Existem alturas da nossa vida em que, por um ou outro motivo, queremos algo para o qual não temos liquidez (leia-se dinheiro) suficiente, pelo que obtemos um crédito. Regra geral obter crédito para consumir um bem/serviço é um mau negócio, mas há uns piores que outros.

Pedro Pais é o fundador do financaspessoais.pt e do forumfinancas.pt. O Pedro é um dos maiores promotores de literacia financeira em Portugal contribuindo com centenas de artigos, ferramentas e simuladores que ajudam as pessoas a poupar, a investir ou a decifrar os mistérios da fiscalidade.

Bem-vindo ao Mundo do crédito ao consumo: Cofidis, Mediatis, Credibom e afins. O milagre do dinheiro e a desgraça de muitos.

Que lhe parece pagar €1400 de juros para um crédito de €5000, isto em dois anos? Ou então pagar €3700 de juros para o mesmo crédito em 58 meses? Ou seja, pagar uma taxa de juro anual efectiva que ronda os 30% (relembro que um bom depósito a prazo tem uma taxa líquida perto dos 3%)!

Se não fui suficientemente claro, a mensagem é:

A não ser que a sua vida dependa disso, não se meta num crédito deste género.
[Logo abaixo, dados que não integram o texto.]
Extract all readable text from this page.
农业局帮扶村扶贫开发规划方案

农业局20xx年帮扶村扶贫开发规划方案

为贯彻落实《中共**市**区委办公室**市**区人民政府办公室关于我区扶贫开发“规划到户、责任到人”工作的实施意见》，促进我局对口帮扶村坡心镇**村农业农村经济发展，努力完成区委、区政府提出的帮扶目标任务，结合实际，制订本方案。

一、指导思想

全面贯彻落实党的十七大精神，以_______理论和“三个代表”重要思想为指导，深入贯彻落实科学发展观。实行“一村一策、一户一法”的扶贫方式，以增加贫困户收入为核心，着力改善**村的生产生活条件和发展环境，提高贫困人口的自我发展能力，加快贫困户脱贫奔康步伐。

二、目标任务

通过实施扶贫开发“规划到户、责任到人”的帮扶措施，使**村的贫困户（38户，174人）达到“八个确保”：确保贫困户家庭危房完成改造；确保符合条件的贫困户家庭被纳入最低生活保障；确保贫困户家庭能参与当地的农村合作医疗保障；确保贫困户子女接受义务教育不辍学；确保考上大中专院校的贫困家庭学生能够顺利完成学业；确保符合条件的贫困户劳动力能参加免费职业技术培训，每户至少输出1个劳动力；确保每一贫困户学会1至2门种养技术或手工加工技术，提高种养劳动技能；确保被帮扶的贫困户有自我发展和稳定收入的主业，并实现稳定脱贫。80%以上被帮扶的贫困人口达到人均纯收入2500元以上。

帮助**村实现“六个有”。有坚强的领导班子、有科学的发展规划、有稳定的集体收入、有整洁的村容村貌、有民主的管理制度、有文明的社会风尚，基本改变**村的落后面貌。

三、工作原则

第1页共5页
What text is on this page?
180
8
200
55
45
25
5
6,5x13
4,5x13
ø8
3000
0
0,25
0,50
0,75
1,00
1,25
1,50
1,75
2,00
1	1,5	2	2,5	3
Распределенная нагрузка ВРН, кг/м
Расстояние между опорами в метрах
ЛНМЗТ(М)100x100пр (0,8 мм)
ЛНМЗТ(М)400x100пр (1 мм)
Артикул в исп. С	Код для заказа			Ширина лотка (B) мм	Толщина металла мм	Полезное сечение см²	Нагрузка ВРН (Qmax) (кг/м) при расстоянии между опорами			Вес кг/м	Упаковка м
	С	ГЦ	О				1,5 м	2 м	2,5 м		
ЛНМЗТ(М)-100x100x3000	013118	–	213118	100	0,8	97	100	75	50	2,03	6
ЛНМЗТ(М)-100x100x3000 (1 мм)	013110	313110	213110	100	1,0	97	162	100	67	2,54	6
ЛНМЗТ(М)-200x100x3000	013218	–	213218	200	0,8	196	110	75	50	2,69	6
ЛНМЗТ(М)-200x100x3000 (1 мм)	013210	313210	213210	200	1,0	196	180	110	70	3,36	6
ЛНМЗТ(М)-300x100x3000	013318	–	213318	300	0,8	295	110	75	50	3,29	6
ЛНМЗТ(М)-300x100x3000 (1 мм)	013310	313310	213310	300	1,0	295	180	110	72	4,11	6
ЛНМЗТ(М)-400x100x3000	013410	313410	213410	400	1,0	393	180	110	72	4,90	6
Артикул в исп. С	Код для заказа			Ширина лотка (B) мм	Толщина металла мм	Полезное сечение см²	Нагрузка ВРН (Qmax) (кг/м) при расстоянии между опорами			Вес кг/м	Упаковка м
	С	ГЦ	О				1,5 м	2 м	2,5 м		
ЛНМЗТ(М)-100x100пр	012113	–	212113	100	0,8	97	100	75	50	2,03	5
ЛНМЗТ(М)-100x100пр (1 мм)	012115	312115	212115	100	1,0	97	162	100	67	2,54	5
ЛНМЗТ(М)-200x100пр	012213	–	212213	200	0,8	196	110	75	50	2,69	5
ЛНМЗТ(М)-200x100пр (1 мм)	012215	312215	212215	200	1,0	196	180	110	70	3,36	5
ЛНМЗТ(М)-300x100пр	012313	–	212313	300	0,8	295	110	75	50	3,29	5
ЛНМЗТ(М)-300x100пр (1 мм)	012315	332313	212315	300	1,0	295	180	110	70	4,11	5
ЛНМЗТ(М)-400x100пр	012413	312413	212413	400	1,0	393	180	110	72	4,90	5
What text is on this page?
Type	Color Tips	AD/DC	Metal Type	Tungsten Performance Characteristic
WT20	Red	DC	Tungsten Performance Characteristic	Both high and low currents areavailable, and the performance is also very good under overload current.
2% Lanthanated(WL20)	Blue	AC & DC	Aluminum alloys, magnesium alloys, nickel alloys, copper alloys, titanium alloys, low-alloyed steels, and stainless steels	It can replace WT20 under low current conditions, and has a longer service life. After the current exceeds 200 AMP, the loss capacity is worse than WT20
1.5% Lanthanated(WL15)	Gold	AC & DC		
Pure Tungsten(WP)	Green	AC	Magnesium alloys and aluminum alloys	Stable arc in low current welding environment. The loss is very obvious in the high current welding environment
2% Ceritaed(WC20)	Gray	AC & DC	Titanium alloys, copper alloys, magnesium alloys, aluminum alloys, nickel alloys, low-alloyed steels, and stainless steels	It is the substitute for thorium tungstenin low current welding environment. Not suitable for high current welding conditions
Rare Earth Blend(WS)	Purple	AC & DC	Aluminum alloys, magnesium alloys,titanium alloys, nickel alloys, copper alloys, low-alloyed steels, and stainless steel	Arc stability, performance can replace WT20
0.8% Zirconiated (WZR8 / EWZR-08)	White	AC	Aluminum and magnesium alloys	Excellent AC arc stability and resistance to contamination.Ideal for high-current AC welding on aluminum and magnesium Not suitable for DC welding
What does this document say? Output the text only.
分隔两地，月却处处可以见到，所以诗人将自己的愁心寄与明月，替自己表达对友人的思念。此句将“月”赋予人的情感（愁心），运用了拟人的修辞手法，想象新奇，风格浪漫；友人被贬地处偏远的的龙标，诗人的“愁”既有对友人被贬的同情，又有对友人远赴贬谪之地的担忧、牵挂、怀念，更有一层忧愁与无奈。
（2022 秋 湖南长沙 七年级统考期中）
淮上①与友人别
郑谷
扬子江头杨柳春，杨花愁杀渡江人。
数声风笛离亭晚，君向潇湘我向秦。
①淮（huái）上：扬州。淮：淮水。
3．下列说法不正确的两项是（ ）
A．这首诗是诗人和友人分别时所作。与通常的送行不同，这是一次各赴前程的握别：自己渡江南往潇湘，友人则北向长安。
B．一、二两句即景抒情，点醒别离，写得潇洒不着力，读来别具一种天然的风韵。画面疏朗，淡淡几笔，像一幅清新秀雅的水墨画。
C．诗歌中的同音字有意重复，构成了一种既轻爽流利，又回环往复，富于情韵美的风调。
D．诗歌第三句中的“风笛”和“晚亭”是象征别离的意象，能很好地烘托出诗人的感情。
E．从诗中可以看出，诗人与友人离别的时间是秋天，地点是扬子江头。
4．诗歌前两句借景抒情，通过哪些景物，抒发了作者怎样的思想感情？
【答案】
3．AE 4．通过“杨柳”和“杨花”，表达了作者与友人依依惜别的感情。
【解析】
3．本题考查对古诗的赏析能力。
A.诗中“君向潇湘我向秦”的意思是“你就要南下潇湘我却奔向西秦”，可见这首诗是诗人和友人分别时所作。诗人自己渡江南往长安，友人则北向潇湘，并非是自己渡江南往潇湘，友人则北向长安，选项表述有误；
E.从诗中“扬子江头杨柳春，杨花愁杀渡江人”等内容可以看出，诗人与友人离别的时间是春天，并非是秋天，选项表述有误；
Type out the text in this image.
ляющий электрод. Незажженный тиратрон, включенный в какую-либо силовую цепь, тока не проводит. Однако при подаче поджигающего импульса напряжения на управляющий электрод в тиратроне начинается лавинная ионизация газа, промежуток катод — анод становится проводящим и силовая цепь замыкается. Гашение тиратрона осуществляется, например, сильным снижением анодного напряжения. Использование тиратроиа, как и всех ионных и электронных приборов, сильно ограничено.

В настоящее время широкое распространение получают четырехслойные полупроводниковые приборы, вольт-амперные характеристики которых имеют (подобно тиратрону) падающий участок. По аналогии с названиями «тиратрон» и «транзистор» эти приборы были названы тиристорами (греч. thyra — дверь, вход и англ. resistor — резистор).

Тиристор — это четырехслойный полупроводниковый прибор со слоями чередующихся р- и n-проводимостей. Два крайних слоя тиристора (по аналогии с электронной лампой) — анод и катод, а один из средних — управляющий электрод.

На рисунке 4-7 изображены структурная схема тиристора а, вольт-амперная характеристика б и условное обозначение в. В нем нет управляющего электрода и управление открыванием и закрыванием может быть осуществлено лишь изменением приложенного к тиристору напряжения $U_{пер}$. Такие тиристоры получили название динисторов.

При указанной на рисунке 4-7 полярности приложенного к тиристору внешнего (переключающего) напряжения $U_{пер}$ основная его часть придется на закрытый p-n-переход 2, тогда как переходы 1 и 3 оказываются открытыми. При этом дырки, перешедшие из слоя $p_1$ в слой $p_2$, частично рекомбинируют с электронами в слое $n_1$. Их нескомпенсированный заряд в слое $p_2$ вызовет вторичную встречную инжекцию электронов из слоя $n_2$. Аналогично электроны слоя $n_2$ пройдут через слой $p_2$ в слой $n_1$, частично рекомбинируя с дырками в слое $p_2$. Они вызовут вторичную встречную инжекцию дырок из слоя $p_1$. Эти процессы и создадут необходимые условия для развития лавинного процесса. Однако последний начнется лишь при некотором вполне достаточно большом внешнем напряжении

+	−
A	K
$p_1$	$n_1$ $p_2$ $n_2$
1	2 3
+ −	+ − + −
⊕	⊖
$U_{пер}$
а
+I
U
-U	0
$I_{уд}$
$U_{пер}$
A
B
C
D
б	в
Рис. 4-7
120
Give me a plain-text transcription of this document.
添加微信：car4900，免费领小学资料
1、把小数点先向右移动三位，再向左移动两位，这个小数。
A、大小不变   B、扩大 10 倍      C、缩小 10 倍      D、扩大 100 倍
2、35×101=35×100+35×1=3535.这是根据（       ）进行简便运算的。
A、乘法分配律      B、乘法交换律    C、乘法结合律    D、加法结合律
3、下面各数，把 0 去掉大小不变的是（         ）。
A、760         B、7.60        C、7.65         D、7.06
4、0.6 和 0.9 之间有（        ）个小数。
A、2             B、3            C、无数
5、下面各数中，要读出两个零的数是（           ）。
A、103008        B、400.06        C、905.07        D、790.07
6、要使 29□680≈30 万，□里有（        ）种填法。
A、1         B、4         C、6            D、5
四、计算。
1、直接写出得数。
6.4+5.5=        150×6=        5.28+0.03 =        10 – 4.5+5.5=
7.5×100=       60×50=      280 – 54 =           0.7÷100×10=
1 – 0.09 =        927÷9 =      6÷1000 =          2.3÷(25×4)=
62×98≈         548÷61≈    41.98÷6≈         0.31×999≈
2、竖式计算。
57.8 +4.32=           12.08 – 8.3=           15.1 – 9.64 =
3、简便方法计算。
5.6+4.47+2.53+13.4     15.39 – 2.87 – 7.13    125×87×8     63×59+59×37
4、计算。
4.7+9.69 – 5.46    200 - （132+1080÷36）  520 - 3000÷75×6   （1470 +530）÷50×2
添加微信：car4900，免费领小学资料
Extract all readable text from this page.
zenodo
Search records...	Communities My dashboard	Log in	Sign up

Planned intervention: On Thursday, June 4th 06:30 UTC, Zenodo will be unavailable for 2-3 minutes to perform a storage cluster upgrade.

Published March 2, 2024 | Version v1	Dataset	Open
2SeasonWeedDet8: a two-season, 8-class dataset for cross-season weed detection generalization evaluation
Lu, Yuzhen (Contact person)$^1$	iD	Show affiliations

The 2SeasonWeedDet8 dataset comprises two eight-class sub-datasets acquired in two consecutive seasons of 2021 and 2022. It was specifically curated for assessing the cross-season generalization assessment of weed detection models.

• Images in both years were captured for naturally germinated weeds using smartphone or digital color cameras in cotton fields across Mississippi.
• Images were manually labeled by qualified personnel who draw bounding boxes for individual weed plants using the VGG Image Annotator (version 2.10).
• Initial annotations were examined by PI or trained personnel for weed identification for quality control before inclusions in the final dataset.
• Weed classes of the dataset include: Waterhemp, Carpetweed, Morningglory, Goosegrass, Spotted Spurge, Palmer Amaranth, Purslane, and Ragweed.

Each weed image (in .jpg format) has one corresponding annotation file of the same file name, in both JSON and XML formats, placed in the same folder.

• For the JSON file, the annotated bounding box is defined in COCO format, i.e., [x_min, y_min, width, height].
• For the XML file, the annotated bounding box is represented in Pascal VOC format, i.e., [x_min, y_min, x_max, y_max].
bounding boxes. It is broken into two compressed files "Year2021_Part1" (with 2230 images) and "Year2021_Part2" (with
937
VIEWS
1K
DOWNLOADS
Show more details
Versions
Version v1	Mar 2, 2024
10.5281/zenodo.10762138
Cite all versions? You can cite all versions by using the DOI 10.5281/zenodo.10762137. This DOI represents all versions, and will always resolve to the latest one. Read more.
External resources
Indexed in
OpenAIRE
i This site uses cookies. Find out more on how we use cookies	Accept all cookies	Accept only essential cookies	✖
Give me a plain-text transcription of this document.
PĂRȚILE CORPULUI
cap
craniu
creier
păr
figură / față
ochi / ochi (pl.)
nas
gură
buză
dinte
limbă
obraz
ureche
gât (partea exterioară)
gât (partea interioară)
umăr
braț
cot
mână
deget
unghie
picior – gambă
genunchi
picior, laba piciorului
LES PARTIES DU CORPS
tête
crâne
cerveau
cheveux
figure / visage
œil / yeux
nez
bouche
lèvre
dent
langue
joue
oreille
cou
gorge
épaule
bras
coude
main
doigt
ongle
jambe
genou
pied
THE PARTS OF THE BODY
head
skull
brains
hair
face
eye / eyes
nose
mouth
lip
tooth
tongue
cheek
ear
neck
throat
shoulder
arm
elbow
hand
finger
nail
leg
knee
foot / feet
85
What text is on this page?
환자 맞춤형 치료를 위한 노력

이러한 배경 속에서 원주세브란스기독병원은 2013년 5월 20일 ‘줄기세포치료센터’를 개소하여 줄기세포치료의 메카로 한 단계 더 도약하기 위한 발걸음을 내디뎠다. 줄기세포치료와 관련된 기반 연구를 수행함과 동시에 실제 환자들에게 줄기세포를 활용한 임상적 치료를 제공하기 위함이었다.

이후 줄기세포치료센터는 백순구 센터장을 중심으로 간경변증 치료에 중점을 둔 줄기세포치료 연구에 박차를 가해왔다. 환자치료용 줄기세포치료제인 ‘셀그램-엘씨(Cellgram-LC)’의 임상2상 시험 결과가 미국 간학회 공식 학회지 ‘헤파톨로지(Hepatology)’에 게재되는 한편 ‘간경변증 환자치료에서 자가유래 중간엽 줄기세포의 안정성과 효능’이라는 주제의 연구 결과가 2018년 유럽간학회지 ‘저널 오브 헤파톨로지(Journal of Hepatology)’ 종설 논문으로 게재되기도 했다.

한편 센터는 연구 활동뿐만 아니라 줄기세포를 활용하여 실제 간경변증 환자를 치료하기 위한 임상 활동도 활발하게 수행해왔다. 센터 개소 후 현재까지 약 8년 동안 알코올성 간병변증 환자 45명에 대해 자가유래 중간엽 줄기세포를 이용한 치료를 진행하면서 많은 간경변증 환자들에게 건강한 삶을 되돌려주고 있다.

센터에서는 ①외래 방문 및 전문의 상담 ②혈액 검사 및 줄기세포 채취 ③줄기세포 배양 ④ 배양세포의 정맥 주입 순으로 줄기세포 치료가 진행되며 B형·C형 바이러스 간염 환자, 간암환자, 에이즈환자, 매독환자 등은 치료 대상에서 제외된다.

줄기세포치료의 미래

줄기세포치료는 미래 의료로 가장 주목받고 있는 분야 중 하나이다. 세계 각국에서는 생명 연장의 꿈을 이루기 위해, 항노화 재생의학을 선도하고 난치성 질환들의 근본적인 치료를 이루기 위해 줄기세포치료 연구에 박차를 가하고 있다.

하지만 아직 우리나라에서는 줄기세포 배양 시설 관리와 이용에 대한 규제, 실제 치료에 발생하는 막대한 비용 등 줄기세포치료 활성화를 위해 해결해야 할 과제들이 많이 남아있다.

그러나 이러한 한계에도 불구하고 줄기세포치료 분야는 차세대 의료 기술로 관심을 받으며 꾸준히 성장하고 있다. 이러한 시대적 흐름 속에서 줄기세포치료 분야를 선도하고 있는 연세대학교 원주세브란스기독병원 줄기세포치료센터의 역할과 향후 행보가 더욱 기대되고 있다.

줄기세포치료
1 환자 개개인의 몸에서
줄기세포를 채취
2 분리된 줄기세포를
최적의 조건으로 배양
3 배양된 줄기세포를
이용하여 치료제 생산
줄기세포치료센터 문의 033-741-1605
Os créditos ao consumo rápidos, oferecidos por empresas como as acima mencionadas, são um grave incentivo ao espírito consumista e despesista. Infelizmente a única mensagem que é efectivamente passada é o baixo valor da prestação mensal, mas um simples cálculo (como acima exemplificado), demonstra que os juros assumem uma proporção gigantesca do valor do crédito e facilmente podem danificar um orçamento familiar.

É importante que as pessoas entendam que os créditos existem como estímulo da economia mas, essencialmente, como uma enorme fonte de receitas das sociedades financeiras.

Já viu a quantidade de publicidade que é feita a estes produtos, na TV, Rádios, Jornais e Revistas e mesmo na Internet? Se calhar é porque realmente o lucro gerado é muito significativo – e caso não tenha atenção, esse lucro pode ser obtido à sua custa.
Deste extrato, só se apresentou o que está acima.